This design uses VMware vSAN to implement software-defined storage as the primary storage type.

vSAN is a hyper-converged storage solution that is integrated with the ESXi hypervisor. vSAN creates disk groups consisting of hard disk drives and flash devices or all-flash devices in the local ESXi host, and presents a highly resilient shared storage datastore to the vSphere Cluster. By using vSAN storage policies, you can control capacity, performance, and availability on a per virtual disk basis.

Table 1. vSAN Requirements

Category

Requirements

Number of ESXi hosts

Minimum of 3 ESXi hosts providing storage resources to the cluster. This can be 3 ESXi hosts or 2 ESXi hosts and 1 vSAN witness.

vSAN configuration

vSAN can be configured in all-flash or hybrid mode.

  • All-flash vSAN configuration requires flash devices for both the caching and capacity tiers.

  • vSAN hybrid storage configuration requires both the magnetic devices for capacity and the flash devices for caching.

Requirements for individual ESXi hosts that provide storage resources.

  • Minimum of one flash device. The flash cache tier must be at least 10% of the size of the capacity tier.

  • Minimum of two HDDs for hybrid mode, or an additional flash device for an all-flash configuration.

  • RAID controller that is compatible with vSAN with a separate controller for the boot device.

  • Minimum 10 Gbps network for vSAN traffic.

  • Host isolation response of vSphere High Availability is set to power off VMs.

I/O Controllers

The I/O controllers are as important as the selection of disk drives to a vSAN configuration. vSAN supports SAS, SATA, and SCSI adapters in either the pass-through or RAID 0 mode. vSAN supports multiple controllers per ESXi host.

  • Multi-Controller Configuration: Multiple controllers can improve performance and mitigate a controller or SSD failure to a smaller number of drives or vSAN disk groups.

  • Single-Controller Configuration: With a single controller, all disks are controlled by one device. The failure of a controller impacts all storage, including the boot media (if configured).

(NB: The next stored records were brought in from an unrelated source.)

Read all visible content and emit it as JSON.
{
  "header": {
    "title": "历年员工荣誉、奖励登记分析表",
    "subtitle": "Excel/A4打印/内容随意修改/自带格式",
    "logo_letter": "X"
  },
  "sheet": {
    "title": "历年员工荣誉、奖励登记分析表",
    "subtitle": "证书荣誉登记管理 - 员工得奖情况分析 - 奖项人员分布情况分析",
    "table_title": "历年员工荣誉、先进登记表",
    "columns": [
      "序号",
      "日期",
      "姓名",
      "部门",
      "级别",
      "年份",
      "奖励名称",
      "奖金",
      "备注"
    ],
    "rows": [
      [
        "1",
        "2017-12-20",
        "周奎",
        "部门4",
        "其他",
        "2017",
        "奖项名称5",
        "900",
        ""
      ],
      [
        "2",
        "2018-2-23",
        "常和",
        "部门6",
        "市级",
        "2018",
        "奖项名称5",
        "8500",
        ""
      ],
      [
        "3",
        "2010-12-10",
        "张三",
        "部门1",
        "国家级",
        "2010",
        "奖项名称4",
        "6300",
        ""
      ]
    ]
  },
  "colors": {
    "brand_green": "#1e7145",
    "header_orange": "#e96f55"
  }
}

Controller queue depth is an important aspect of performance. All I/O controllers in the VMware vSAN Hardware Compatibility Guide have a minimum queue depth of 256. If you increase the queue depth to a value higher than 256, ensure that you consider the regular day-to-day operations in your environment. Examples of events that require higher queue depth are as follows:

  • VM deployment operations

  • Re-sync I/O activity as a result of automatic or manual fault remediation.

Table 2. Recommended Physical Storage Design

Design Recommendation

Design Justification

Design Implication

Use all-flash vSAN in all clusters.

  • Provides best performance with low latency.

  • When using all-flash vSAN, you can enable de-duplication and compression that saves space on the datastores.

Flash storage may cost more than traditional magnetic disks.

For the management cluster, provide a vSAN configuration with at least 6 TB of usable space.

Provides all the required space for this solution while allowing the deployment of additional monitoring and management components in the management cluster.

On day 1, more space is required.

For the edge cluster, provide a vSAN configuration with at least 500 GB of usable space.

Provides required storage to run NSX Edge Nodes.

None

For the compute clusters, size the vSAN datastore according to the current workloads plus 5 years of expected growth.

Ensures that the storage solution is not required to be upgraded that can cause downtime to workloads.

On day 1, more space is required.

Note:

This design uses vSAN. Any supported storage solution can be used as long as it meets the characteristics of this storage design. For best practices, see the vendor documentation.